Acid Cop de Zaroff, auteur déjà aguerri dans le genre puisqu’il a signé deux titres pour les éditions Trash (Night Stalker et Bayou) est le deuxième titre de la collection après Sanctions ! du mystérieux Talion. Si les ingrédients sont assez similaires (un cocktail détonnant de sexe et de sang), les univers se révèlent in fine assez dissemblables. Autant Sanctions ! traduisait de manière grand-guignolesque un certain malaise dans l’Education Nationale bien de chez nous avec son professeur haut-marnais adepte de la loi du talion, autant Acid Cop nous replonge dans l’univers familier (tant on l’a vu à l’écran) du New-York interlope des années 80.

Avant de souligner les qualités (nombreuses) du roman, commençons par un petit bémol. Alors qu’il enquête sur trois dangereux psychopathes vivant dans les sous-sols de la ville, Bereglia (un flic violent et flirtant constamment avec l’illégalité) se fait allumer par une collègue et doit l’honorer dare-dare dans les toilettes des bureaux s’il veut récupérer le dossier dont il a besoin pour avancer. Exaspéré par ce retard impromptu, le flic s’acquitte de sa tâche en l’expédiant à la va-vite avant de poursuivre son chemin. Or Zaroff expédie les scènes de sexe un peu toujours de cette manière et on a le sentiment que le recours à la pornographie est toujours un peu superflu et ralentit l’action. Même si elle permet parfois d’accentuer l’horreur des scènes (notamment lors de viols particulièrement éprouvants), elle peine souvent à se fondre dans le récit et n’apporte pas grand-chose (j’ignore d’ailleurs s’il s’agit d’un « cahier des charges » de la collection)

Toujours est-il que cette (petite) réserve posée, le roman se révèle être une belle réussite qui se lit avec un plaisir constant. D’abord parce que Zaroff truffe son récit de références cinématographiques. Avec ses faux airs de Stallone (lui aussi est d’origine italienne), Bereglia est une sorte de mélange entre l’inspecteur Harry (faire respecter la Loi quitte à friser l’illégalité), Paul Kersey dans la saga Un justicier dans la ville (se venger en débarrassant les rues de la ville de la racaille) et du vengeur de The Exterminator. Par ailleurs, l’auteur cite également quelques classiques du « rape and revenge » (Thriller de Vibenius, I Spit on Your Grave) mais aussi Robocop de Verhoeven.
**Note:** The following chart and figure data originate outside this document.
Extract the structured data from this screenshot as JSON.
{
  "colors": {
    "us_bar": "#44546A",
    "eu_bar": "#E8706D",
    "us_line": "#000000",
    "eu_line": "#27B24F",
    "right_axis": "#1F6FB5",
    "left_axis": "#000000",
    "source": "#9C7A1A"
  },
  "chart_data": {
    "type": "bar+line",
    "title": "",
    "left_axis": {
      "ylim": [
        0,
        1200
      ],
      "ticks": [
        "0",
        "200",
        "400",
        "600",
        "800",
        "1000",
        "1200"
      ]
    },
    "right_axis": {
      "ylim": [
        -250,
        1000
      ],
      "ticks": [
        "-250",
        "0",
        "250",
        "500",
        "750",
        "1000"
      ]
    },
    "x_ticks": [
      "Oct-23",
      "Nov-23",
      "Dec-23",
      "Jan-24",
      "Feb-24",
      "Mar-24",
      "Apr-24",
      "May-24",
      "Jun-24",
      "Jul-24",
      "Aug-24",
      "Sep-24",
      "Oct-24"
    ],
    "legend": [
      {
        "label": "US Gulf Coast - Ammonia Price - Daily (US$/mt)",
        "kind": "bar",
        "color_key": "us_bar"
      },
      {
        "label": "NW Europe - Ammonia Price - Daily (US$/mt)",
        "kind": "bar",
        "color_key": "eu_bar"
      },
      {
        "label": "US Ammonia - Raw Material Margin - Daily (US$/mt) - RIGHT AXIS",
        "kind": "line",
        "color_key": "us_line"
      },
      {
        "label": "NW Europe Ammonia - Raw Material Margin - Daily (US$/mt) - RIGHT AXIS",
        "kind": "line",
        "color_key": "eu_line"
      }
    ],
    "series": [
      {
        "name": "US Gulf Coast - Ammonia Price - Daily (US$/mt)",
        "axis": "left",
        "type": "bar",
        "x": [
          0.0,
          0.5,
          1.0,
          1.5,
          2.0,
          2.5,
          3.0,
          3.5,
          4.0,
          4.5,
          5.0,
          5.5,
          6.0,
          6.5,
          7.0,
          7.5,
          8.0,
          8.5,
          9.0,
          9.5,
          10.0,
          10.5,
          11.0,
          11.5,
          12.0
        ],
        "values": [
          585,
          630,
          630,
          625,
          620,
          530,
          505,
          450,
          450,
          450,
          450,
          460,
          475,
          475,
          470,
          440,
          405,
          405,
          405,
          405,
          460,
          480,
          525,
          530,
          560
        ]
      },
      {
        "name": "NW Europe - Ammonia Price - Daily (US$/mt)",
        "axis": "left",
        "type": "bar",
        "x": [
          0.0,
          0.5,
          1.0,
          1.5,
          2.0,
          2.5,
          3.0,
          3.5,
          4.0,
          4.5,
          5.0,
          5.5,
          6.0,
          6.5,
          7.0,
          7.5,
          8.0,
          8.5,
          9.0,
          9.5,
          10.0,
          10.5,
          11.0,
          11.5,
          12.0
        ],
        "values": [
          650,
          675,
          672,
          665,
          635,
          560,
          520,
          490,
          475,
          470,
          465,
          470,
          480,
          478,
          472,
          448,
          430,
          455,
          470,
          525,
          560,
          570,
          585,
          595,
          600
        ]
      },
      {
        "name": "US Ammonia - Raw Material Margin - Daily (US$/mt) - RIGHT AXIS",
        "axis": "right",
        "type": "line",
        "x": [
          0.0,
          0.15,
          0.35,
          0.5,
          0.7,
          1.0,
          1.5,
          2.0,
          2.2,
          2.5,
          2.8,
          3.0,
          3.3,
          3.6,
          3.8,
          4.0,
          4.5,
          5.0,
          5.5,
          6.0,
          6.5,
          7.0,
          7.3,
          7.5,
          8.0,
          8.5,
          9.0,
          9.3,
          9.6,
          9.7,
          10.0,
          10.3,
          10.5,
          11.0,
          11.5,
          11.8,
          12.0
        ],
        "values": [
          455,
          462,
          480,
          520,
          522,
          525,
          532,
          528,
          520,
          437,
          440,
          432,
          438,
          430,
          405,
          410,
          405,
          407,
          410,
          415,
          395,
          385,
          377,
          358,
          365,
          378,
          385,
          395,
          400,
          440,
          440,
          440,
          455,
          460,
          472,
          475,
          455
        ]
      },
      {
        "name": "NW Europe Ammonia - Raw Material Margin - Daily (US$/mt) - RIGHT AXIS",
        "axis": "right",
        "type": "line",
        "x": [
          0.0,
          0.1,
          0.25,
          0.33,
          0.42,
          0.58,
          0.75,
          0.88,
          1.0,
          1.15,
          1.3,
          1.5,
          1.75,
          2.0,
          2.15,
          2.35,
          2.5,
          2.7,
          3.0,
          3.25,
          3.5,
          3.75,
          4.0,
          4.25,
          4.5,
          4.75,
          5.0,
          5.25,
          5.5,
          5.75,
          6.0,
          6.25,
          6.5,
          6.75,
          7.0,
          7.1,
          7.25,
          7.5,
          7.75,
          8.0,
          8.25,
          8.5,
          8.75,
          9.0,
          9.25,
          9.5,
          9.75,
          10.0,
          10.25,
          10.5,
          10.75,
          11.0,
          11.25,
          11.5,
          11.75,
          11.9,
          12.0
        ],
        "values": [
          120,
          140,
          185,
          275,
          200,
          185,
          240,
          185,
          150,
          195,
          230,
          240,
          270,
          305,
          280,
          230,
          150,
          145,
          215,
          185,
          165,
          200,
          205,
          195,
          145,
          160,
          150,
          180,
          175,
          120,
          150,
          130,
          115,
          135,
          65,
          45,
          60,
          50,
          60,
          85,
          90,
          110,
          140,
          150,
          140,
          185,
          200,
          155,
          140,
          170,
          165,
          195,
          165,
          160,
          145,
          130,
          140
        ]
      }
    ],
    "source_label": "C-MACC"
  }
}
Le récit est, certes, assez classique mais il est d’une redoutable efficacité, retrouvant l’ambiguïté qui faisait la force des modèles cités : à la fois en invitant le lecteur à s’identifier à un héros vengeur et brutal tout en le tenant à distance et en montrant le parcours qui le mène à la folie. Construit sur un motif circulaire (c’est une prise d’otage avec enfant qui ouvre et qui conclut le livre), Acid Cop séduit également par la verve de ses dialogues hauts en couleur. Particulièrement salés, ils font rire (souvent) et impriment au récit son rythme impeccable.